In keeping with our Halloween theme, this post will concern bugs. Full disclosure: I absolutely hate bugs, and squeal like a little girl (literally) if one gets close to me. I don’t care that they’re useful or that spiders aren’t technically insects. I spend hundreds of dollars each month on a pest control service alone to ensure that no bugs enter my home. I bet we all can safely agree that the average sane person does not take too kindly to bugs, making them a good plot tool in scary stories getting the creaks into us and adding to the anxiety of the picture at hand, causing even the toughest to shudder. Let’s explore this.
Now, UFO is not your average horror novel, and even it knows that bug is a creepy element that you want to use sparingly. Bugs are universally creepy: they are a great way to start a horror and disgust theme in your story. This makes it easier to use the words in a less subtle way without feeling cliched and instead found in the narrative in a way that makes your skin crawl.
Bugs can also be used in a more psychological horror style. The squeamishness surrounding bugs often evokes filth, decay and disease and, in doing so, appeals to primal fears. They can serve as a physical manifestation of a character’s degenerative mental state or as an ominous representation of corruption seeping into the world.
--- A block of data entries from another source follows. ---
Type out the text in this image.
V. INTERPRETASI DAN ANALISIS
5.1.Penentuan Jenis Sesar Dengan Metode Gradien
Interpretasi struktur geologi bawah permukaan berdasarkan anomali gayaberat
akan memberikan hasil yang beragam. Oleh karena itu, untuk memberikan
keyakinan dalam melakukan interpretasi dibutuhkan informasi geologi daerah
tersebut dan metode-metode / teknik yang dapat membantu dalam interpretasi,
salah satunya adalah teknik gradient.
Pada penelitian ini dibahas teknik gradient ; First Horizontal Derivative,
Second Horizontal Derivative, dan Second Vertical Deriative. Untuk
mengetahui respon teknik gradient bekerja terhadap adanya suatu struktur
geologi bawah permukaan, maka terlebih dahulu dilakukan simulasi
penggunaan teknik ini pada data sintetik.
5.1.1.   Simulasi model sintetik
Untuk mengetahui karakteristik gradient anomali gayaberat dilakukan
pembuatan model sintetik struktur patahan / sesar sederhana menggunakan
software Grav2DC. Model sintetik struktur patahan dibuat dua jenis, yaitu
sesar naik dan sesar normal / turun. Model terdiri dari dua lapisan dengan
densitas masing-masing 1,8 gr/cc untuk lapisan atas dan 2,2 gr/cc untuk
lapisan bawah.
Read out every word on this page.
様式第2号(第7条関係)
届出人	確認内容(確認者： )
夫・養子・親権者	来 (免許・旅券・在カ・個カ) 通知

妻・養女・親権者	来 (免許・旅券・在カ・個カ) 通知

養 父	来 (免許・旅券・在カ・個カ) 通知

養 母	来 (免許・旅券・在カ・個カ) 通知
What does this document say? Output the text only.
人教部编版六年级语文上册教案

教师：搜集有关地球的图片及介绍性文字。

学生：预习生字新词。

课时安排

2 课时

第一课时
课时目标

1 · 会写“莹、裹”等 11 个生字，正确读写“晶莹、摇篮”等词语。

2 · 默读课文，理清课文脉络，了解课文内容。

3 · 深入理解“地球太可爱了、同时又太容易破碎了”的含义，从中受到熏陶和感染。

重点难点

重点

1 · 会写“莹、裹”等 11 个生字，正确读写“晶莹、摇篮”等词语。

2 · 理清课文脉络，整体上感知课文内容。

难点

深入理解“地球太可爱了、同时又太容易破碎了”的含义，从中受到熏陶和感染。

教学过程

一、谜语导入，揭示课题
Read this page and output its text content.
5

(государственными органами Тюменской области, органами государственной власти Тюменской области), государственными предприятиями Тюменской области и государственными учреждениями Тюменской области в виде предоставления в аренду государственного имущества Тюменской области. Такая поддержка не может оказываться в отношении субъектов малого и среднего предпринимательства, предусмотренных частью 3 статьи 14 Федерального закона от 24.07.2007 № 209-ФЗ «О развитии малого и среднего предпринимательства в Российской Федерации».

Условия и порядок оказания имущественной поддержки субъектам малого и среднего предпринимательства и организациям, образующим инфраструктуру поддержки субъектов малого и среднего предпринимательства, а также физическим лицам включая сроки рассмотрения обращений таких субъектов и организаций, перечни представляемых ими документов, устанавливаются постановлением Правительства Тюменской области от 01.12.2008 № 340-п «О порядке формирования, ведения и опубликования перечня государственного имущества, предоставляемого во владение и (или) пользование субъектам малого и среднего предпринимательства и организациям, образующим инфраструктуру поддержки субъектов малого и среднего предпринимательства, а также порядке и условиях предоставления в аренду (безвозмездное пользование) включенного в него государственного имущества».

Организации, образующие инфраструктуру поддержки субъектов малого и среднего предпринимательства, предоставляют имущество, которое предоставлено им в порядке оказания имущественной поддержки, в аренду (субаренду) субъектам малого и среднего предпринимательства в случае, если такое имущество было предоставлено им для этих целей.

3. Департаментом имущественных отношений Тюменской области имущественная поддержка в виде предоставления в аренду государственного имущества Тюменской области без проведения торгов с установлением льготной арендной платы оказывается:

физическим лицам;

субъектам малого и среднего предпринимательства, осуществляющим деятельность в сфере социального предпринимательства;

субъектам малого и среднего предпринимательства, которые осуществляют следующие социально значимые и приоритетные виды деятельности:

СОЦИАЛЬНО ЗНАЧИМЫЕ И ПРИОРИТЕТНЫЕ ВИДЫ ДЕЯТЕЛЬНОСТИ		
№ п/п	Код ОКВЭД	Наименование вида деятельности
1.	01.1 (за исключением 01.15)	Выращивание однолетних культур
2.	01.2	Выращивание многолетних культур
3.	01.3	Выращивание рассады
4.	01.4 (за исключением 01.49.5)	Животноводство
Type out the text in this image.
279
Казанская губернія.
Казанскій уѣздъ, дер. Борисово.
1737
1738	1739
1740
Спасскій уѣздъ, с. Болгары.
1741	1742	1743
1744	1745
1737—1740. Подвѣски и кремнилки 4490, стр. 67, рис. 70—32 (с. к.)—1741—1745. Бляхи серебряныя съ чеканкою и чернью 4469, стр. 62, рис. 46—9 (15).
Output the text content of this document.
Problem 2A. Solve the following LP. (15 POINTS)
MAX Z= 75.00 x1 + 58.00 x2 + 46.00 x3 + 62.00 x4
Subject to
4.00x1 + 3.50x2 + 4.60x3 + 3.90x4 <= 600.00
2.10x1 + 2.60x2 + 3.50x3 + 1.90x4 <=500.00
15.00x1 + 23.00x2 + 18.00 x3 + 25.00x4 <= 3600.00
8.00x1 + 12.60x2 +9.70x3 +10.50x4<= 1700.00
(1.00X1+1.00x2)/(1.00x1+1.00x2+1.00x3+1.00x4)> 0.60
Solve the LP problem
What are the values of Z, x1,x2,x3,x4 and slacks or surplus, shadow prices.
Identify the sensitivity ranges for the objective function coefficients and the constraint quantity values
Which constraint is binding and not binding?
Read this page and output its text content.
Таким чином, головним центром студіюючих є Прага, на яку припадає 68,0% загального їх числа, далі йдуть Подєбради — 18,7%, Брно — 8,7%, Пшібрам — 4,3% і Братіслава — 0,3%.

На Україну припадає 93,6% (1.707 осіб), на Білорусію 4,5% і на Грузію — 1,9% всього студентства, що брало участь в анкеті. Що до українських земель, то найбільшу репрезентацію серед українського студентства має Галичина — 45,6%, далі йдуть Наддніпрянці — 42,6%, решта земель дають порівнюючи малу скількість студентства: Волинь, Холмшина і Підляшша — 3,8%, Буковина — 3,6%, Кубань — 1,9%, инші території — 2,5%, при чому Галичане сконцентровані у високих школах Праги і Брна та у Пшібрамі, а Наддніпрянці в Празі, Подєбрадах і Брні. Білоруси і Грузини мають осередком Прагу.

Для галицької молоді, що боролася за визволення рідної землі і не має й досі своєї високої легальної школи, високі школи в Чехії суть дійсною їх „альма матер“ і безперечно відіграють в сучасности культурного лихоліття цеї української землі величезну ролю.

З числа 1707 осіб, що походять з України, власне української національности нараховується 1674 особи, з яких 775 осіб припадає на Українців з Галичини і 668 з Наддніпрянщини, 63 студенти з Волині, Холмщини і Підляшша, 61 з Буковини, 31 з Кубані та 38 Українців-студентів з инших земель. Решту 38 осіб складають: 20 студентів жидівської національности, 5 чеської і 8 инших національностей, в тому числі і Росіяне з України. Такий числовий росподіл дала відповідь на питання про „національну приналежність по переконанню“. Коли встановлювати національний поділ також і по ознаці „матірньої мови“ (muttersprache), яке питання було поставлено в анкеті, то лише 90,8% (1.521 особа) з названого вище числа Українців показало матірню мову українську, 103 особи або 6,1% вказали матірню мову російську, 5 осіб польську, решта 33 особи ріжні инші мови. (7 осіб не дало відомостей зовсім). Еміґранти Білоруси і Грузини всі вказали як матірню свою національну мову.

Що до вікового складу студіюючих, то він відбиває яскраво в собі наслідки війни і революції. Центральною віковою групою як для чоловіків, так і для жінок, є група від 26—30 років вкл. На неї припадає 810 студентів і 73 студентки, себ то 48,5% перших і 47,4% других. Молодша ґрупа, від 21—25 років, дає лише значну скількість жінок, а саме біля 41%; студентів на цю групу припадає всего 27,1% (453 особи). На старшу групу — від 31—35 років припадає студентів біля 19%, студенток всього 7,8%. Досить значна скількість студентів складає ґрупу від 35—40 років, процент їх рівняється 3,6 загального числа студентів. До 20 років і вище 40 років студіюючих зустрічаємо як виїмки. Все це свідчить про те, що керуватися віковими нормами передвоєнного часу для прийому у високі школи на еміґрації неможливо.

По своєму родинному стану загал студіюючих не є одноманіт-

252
A character, for instance, might start to see bugs where there are none, crawling just under their skin or swarming in room corners, instilling a profound sense of paranoia. This can confuse reality and hallucination, and leave the reader as unsettled as the character.
You can also associate bugs with the environment. Think of an old wearied house or woods where insects have commandeered the entirety — walls alive with the movement of termites, or a humid chamber aware only of the drumming of flies, the whir of us, our bodies. On the sensory side, describing what it feels like to encounter these bugs can put the reader into the scene. The sounds of flapping wings, the feeling of limbs skimming flesh or the sight of a never-ending cloud of insects can produce visceral reactions. These snippets of bug presence build tension, from the sense of something much worse looming the distance ahead.
Bugs can function as symbols or omens in the narrative as well. An infestation can herald the arrival of an evil presence, or designate a location cursed. Imagine plagues of locusts or cockroaches as agents of doom, marching ever closer to the protagonist. And while the bugs themselves may not be a great threat, they indicate something much worse is coming.
For more of a direct horror angle, bugs can turn into active threats. In these examples, the bugs may have supernatural or malign attributes. They could invade a character’s body, burrow into flesh, lay eggs under the skin, providing the character (and the reader) with a truly chilling feeling of helplessness. This invasive horror can start with unnerving moments of detection, as when you find a single bug crawling over the skin, and grow to full-on dread, when entire swarms infiltrate the body, devouring or restructuring it from the inside out.
And yes, use bugs, but not as a mere shock value; think of their interaction with your plot’s bigger themes. Their existence can represent decay, infection, or the tenuousness of human dominion over nature.” Weaving in bugs isn’t simply to make readers squirm — it’s to help cement the sense of dread in a story, and give it a deeper, more disturbing layer.
By concentrating on atmosphere, symbolism, and the mind-set of fear, bugs can become potent vehicles of fear in any horror novel, forcing readers to question their own safety long after the last page is turned.